3 Anonymous January 13, 2010 at 10:09 am

If malpractice went away tommorrow there wouldn’t be any change in the level of testing.

As mentioned, some docs own these centers and get paid. Most hospital economically credential doctors, so those that don’t order tests get shown the door.

All doctors benefit financially because they can order and read the results in a matter or minutes and get the same office visit fee in a fraction of the time. (without much clinical skill) Often the diagnosis comes to them on a silver platter and from there the next steps are obvious.

Until time-consuming, physical diagnosis pays as well per hour as having a machine do it for you, then this will continue.

And again, defensive medicine has absolutely nothing to do with this, unless it is the defense of a doctor that can’t do an H and P and reach a diagnosis!

4 ray January 13, 2010 at 10:19 am

It has become a culture to order more of imaging and honestly which patient would take the risk and say’ Do I really need this doc?” Malpractice has SOME role, majority has to do with culture, if doctors owns ct scanner, does not spend enough time to get good history because reimbursement is poor to spend time with patient etc. Reasons are many and most don’t benefit patient or our fiscal status of this country because we are escalating costs like crazy with such behavior.

5 Anonymous January 13, 2010 at 12:49 pm

I recall reading somewhere (one of Atul Gawande’s articles?) that the likelihood a patient will receive a CT scan or MRI is directly related to the number of such machines available in the community where the patient is located. If we build it… patients will come…. and insurance will pay.

6 ninguem January 13, 2010 at 1:35 pm

I do IME’s as a sideline to my regular practice. I do one a month, maybe every other month, so not running a IME mill.

I had one, a few months ago. Auto accident. I saw a dozen CT’s and MRI’s done over the course of a year, just for the injured areas from the accident. Different medical groups, person did some doctor-shopping to complicate matters. But many of the studies were done by different doctors in the same multi-specialty group. Same structure, say a C-spine or a shoulder or a L-spine, gets the same study four times within a year, when there is no change in the patient, but a different doctor. Sometimes across town, but sometimes down the hall in the same group.

On more than one occasion, I have written in the IME report that there should be a primary physician designated, with all work going through that practice or ordered by that practice. Sometimes these cases where there is no one designated in charge, the system just goes wild.

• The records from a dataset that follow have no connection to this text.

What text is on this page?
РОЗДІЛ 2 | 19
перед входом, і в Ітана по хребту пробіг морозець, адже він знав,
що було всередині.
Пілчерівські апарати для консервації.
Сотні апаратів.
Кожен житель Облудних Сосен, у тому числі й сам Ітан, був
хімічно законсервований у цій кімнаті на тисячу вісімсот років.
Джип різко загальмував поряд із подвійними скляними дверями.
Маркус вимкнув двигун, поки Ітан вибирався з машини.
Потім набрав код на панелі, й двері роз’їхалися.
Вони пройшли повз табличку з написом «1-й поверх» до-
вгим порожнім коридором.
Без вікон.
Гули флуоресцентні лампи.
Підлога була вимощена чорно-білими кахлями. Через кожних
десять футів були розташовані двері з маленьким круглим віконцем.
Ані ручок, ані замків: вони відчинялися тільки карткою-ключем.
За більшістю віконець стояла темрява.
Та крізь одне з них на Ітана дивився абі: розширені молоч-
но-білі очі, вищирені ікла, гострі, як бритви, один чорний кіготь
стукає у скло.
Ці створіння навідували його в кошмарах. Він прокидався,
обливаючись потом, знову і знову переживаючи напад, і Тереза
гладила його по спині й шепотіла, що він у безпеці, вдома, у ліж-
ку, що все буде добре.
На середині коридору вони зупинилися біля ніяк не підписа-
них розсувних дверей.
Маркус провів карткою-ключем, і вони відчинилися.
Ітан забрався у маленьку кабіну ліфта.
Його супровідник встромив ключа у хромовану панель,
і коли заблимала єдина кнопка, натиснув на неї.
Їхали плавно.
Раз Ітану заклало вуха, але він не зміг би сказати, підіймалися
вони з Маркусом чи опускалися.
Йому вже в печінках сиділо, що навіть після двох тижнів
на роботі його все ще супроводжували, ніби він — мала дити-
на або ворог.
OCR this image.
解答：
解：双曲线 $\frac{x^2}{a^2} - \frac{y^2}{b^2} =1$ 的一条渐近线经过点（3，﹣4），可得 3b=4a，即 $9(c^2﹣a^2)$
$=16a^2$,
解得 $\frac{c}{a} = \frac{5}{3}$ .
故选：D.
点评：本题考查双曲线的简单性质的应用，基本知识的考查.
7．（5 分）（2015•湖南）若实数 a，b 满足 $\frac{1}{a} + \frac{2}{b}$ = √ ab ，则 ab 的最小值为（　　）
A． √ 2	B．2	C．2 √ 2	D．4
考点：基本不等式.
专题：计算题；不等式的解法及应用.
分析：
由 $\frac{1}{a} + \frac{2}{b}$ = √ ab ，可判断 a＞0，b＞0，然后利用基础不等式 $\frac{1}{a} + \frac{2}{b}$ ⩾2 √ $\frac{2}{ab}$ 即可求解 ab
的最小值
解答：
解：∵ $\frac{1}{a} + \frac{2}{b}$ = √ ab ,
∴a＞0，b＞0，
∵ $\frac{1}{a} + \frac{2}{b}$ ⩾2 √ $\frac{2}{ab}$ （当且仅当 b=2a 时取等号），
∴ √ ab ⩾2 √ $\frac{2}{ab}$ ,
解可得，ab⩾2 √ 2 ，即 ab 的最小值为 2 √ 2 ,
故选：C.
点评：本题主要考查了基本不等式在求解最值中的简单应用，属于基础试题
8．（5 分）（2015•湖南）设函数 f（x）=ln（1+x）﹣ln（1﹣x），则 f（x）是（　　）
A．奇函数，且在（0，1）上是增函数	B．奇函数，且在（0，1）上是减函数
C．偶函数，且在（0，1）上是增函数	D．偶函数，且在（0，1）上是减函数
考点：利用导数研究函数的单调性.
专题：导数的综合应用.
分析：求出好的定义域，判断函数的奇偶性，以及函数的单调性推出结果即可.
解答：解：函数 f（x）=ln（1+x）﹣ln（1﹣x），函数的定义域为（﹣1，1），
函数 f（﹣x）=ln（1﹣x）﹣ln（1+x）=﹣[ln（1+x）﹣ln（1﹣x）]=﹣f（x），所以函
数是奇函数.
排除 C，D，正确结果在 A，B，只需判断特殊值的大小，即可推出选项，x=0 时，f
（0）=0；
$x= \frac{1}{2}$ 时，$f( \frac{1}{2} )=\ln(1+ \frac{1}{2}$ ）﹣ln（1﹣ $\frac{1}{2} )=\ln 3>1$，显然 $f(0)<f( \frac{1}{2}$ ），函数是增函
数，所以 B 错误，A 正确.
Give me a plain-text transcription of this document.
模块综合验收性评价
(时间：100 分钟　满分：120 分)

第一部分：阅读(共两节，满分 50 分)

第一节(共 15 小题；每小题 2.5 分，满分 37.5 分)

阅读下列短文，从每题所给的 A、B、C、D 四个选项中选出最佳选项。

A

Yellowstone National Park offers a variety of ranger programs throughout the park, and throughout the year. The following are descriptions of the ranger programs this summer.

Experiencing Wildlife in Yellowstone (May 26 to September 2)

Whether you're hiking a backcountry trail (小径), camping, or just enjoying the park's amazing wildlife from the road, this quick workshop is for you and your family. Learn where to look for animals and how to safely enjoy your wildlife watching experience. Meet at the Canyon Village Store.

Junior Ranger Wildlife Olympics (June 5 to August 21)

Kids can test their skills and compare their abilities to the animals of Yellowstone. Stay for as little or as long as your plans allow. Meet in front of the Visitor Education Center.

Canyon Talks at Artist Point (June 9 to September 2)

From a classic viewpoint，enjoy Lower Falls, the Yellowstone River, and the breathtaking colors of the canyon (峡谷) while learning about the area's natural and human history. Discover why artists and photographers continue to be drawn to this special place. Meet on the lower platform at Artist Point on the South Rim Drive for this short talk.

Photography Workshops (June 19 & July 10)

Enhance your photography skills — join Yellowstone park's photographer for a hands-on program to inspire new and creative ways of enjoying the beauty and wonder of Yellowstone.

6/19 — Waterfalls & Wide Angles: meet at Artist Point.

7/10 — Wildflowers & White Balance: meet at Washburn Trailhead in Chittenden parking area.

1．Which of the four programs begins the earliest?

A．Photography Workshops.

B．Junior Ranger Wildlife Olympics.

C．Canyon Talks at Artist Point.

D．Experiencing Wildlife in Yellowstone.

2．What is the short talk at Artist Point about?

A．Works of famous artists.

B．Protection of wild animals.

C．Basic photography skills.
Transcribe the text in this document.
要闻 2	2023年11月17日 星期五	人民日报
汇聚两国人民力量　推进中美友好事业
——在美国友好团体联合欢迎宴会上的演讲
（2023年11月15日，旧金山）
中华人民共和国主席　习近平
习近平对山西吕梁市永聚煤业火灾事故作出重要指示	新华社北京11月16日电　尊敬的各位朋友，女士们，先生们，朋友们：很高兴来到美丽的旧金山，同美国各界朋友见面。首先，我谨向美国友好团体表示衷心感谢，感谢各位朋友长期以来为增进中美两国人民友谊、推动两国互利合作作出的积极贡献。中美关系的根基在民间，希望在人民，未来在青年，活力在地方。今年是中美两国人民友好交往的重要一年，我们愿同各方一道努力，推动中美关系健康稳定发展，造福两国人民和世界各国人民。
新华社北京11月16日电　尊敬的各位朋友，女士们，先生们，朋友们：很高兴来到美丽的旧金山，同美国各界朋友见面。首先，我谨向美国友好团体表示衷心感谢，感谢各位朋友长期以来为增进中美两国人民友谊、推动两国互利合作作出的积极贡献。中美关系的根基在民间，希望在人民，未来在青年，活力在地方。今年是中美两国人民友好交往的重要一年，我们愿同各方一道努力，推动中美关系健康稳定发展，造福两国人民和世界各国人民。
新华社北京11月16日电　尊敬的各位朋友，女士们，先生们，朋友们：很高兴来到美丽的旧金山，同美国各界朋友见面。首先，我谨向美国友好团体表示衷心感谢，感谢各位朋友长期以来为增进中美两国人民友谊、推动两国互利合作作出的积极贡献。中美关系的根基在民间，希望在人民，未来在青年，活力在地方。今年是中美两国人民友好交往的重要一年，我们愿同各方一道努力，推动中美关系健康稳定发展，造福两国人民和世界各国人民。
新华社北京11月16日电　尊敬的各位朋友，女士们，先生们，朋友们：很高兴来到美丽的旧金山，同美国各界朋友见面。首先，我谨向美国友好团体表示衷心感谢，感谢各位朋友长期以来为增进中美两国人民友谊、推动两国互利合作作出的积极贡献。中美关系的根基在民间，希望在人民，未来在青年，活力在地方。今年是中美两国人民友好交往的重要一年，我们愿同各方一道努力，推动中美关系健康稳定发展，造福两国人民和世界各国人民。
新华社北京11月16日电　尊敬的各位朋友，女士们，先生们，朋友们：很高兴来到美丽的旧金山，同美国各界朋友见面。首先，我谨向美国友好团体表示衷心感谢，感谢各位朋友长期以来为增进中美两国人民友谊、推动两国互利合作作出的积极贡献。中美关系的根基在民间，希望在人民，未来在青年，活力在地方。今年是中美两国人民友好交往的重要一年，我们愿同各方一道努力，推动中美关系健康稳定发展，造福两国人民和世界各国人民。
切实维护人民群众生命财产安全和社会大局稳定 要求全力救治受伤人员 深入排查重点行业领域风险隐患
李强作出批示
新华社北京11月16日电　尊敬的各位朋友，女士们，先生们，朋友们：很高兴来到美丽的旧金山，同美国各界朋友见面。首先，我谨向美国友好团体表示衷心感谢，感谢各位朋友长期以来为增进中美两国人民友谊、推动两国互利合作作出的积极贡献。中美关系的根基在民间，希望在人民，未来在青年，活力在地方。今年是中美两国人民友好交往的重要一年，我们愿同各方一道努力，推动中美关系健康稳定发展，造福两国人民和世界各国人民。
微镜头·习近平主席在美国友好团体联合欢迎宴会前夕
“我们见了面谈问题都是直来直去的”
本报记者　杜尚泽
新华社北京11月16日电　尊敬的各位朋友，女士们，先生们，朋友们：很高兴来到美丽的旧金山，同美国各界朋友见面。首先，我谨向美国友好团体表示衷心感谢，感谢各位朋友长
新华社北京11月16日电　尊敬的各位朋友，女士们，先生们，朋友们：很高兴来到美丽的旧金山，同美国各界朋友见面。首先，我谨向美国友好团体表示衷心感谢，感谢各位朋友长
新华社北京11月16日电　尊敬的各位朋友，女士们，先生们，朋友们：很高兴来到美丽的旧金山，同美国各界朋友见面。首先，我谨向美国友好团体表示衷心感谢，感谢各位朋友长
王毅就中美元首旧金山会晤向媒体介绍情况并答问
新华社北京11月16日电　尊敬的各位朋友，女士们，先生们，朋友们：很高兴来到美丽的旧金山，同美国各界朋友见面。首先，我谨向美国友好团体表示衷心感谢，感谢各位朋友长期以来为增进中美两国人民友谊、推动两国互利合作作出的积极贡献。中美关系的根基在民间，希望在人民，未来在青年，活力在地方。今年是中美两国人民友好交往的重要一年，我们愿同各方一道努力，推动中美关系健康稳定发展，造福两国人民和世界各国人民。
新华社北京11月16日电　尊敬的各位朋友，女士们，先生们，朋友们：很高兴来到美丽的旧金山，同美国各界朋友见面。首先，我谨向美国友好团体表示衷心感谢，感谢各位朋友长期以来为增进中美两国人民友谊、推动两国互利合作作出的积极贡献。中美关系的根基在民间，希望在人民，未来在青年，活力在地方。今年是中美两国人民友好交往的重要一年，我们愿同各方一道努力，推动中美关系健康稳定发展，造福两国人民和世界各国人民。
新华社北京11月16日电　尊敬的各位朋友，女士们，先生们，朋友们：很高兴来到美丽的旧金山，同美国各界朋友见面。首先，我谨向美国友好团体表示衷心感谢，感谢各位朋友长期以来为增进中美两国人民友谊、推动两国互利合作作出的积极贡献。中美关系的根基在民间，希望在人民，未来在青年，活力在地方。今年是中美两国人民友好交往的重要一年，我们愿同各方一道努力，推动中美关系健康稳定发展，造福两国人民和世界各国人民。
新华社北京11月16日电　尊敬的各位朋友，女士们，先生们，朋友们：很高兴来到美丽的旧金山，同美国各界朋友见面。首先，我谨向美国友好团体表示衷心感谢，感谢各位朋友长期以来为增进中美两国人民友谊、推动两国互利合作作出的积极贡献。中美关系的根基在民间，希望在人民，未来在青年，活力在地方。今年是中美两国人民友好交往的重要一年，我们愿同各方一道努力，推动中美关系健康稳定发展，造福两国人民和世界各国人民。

7 Anonymous January 15, 2010 at 12:39 am

How can the NY Times’s article be accurate if the following is true?

From the Frontline (PBS) special ‘Sick Around the World’:

“[The Japanese] have nearly twice as many MRIs per capita as Americans, eight times as many as the Brits…”

They – the Japanese – have twice as many, get them for a fraction of the cost, are ‘in love’ with technology (according to Frontline) and use less per capita? How does that compute?

8 hawk January 15, 2010 at 6:13 am

I work in an ER. I order lots of CT’s. I order them on people that dont need them, because there is always an outside, miniscule chance that you will miss something if a CT is not ordered. it is the best imaging for a lot of things, and really really good in most situations where a dx is unclear.

If malpractice went away tomorrow, I would definately order less testing, across the board. not only CT scans.

but the best advise I got as a resident was ‘it is better to spend the patient money than to have them spend yours’ this defines my practice model.